Education, From The Capitol To The Classroom

Music Program Cuts Worry Some IPS Community Members

    Changes to school funding statewide are forcing many Indiana school corporations to reevaluate how they spend their money, but families supporting those districts don’t always support their decisions.

    This week, Indianapolis Public Schools announced it is cutting back on some of its music program offerings – and not everyone is happy about the changes.

    Photo Credit: Loyola Fine & Performing Arts/Flickr

    (Photo Credit: Loyola Fine & Performing Arts/Flickr)

    The shift comes as a result of tweaks to the district’s staffing system. Right now, many IPS schools share music educators, who split their time between multiple buildings. This means some schools – specifically those with lower enrollments – don’t have a dedicated, full-time music teacher.

    The new “model” seeks to streamline this, giving each school its own full-time music teacher. It’s a change taking place at the elementary school level only.

    IPS spokesperson Kristin Cutler says no school will lose music entirely, but some may lose specific classes based on who they keep on for the full-time position.

    “Some people are licensed to teach general and vocal music education, some people are licensed [for] instrumental music education, some people are licensed for both, so that would be the determining factor in if the offerings at a school change,” Cutler explains. For example, she adds, a school may keep its general music classes, but lose a band or orchestra program if the teacher is not certified in instrumental education.

    Schools with higher enrollments will also be given an additional financial allocation that can be used to hire a second music teacher to support programming and scheduling needs. Cutler says that decision will be left up to individual school principals.

    The same staffing formula will affect art and gym departments as well. Cutler says as far as she knows, neither art nor physical education teachers have “specialty” licenses, so those programs won’t be affected in the same way as music.

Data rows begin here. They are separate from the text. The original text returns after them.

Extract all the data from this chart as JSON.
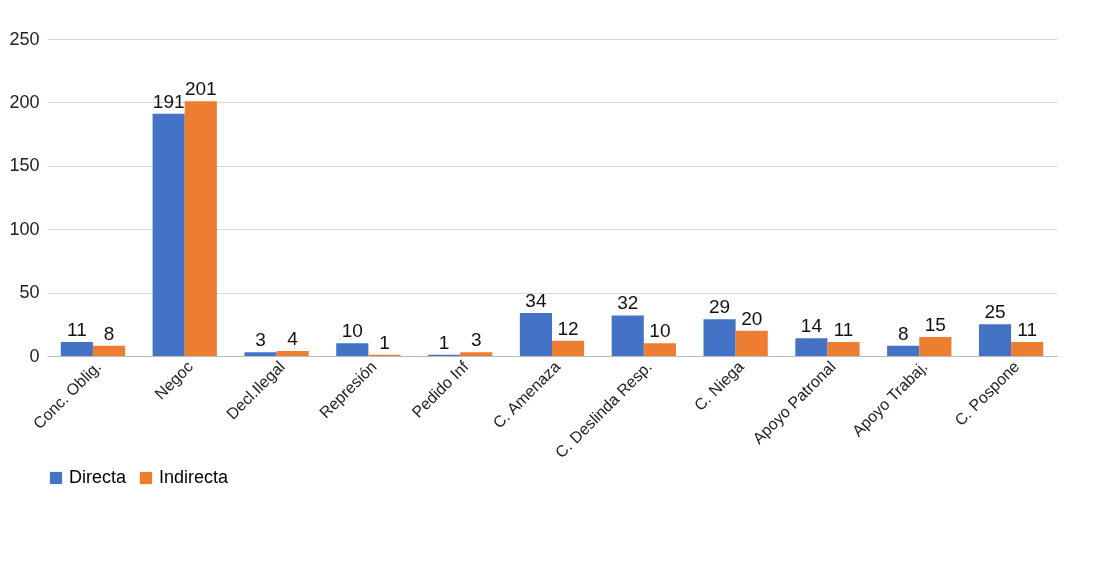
{
  "chart_data": {
    "type": "bar",
    "categories": [
      "Conc. Oblig.",
      "Negoc",
      "Decl.Ilegal",
      "Represión",
      "Pedido Inf",
      "C. Amenaza",
      "C. Deslinda Resp.",
      "C. Niega",
      "Apoyo Patronal",
      "Apoyo Trabaj.",
      "C. Pospone"
    ],
    "series": [
      {
        "name": "Directa",
        "color": "#4472c4",
        "values": [
          11,
          191,
          3,
          10,
          1,
          34,
          32,
          29,
          14,
          8,
          25
        ]
      },
      {
        "name": "Indirecta",
        "color": "#ed7d31",
        "values": [
          8,
          201,
          4,
          1,
          3,
          12,
          10,
          20,
          11,
          15,
          11
        ]
      }
    ],
    "ylim": [
      0,
      250
    ],
    "yticks": [
      0,
      50,
      100,
      150,
      200,
      250
    ],
    "grid": "y",
    "legend": "bottom",
    "data_labels": true
  }
}
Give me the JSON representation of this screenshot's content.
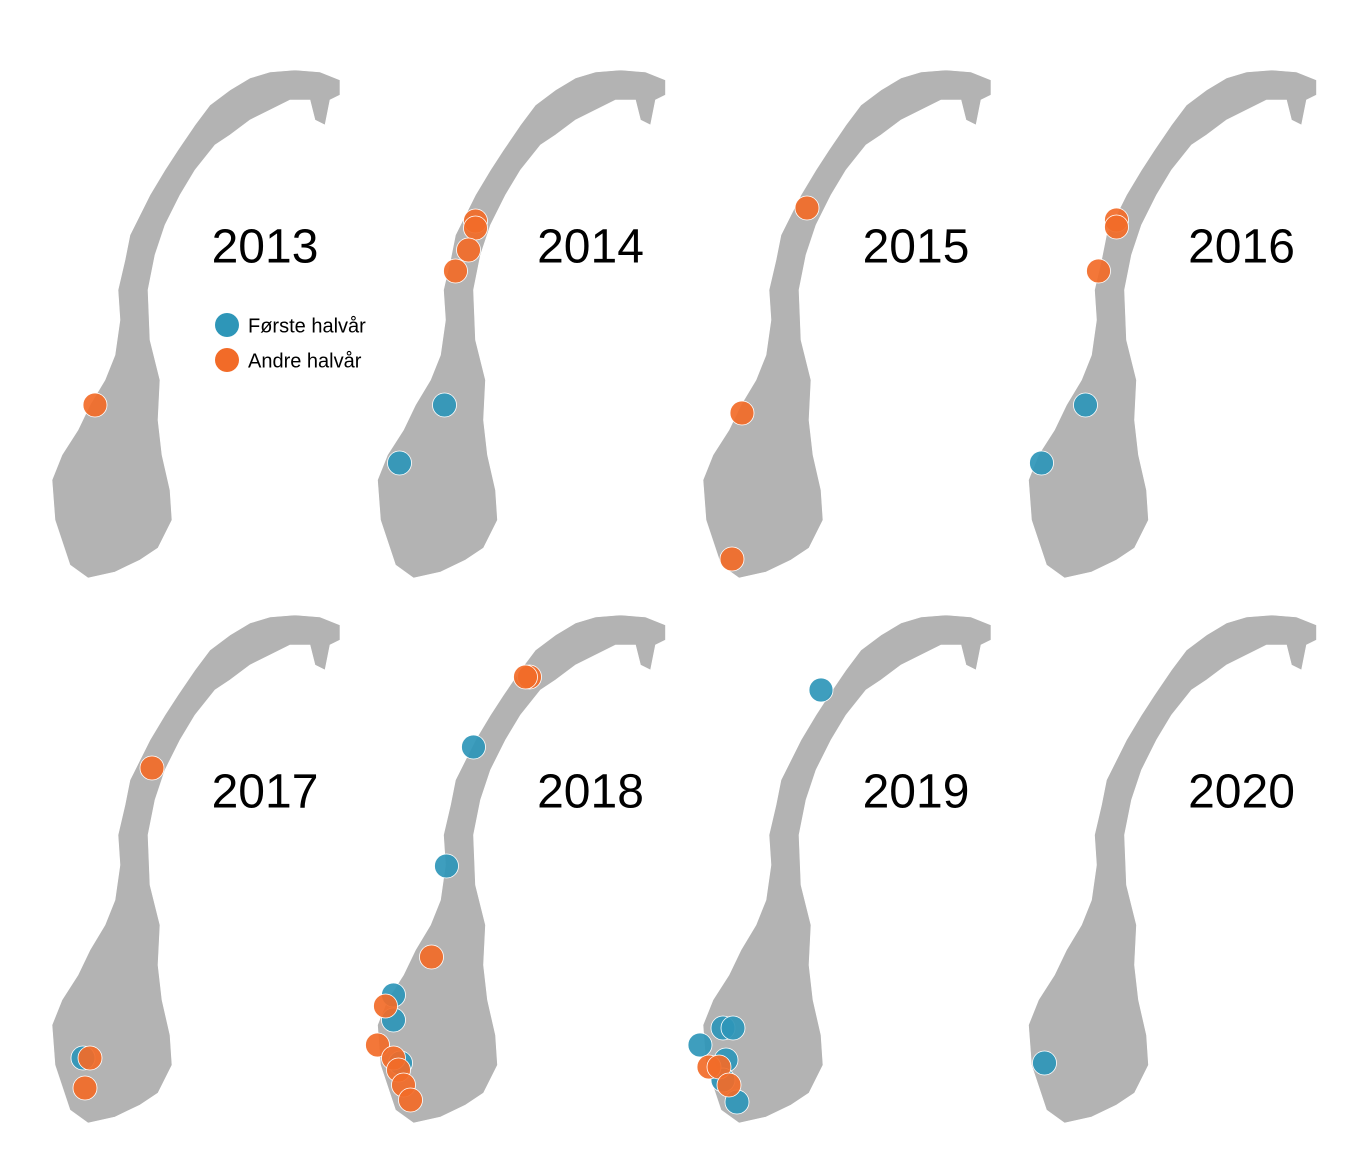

    Many people are upset about the shift.

    Scott McCormick, founder and president of the National Association of Music Parents, based in Fishers, says it frustrates him any time a district moves in this direction because of the proven benefits of arts education.

    “The facts are out there that the students that are involved in music and the arts and participate through their high school years are those that are scoring the best on [standardized] tests,” McCormick says. “That they would cut those programs that are supporting the kids’ success at the creative level just seems to be counterproductive.”

    “We are looking to create kids that are…having to use all portions of their brain and reasoning and critical thinking – music is one of those subjects that kind of captures all of that,” McCormick adds. “Those kids that are involved are having great success, whether they go on to music or not in their future, it is preparing them for success for their future.”

    Chalkbeat Indiana‘s Hayleigh Colombo spoke to an IPS school official who says she’s even concerned that the changes could hurt IPS’ enrollment in the long run:

    School board member Gayle Cosby said she was unhappy with the decision. School autonomy should result in more program choices for schools and kids, not fewer, she said.

    “We all know that parents base school decisions off of these kinds of offerings,” Cosby said. “Here we are again, making decisions about autonomy without a full understanding of autonomy as a board. I’m concerned that we are once again putting the cart before the horse.”

    IPS will see a decrease of about $16.9 million in state funding over the next two years, as a result of changes lawmakers made to the school funding formula during the most recent session of the General Assembly. Urban schools took arguably the largest hit within the latest version of the biennial budget, and according to the Indy Star, IPS received the state’s only double-digit cut.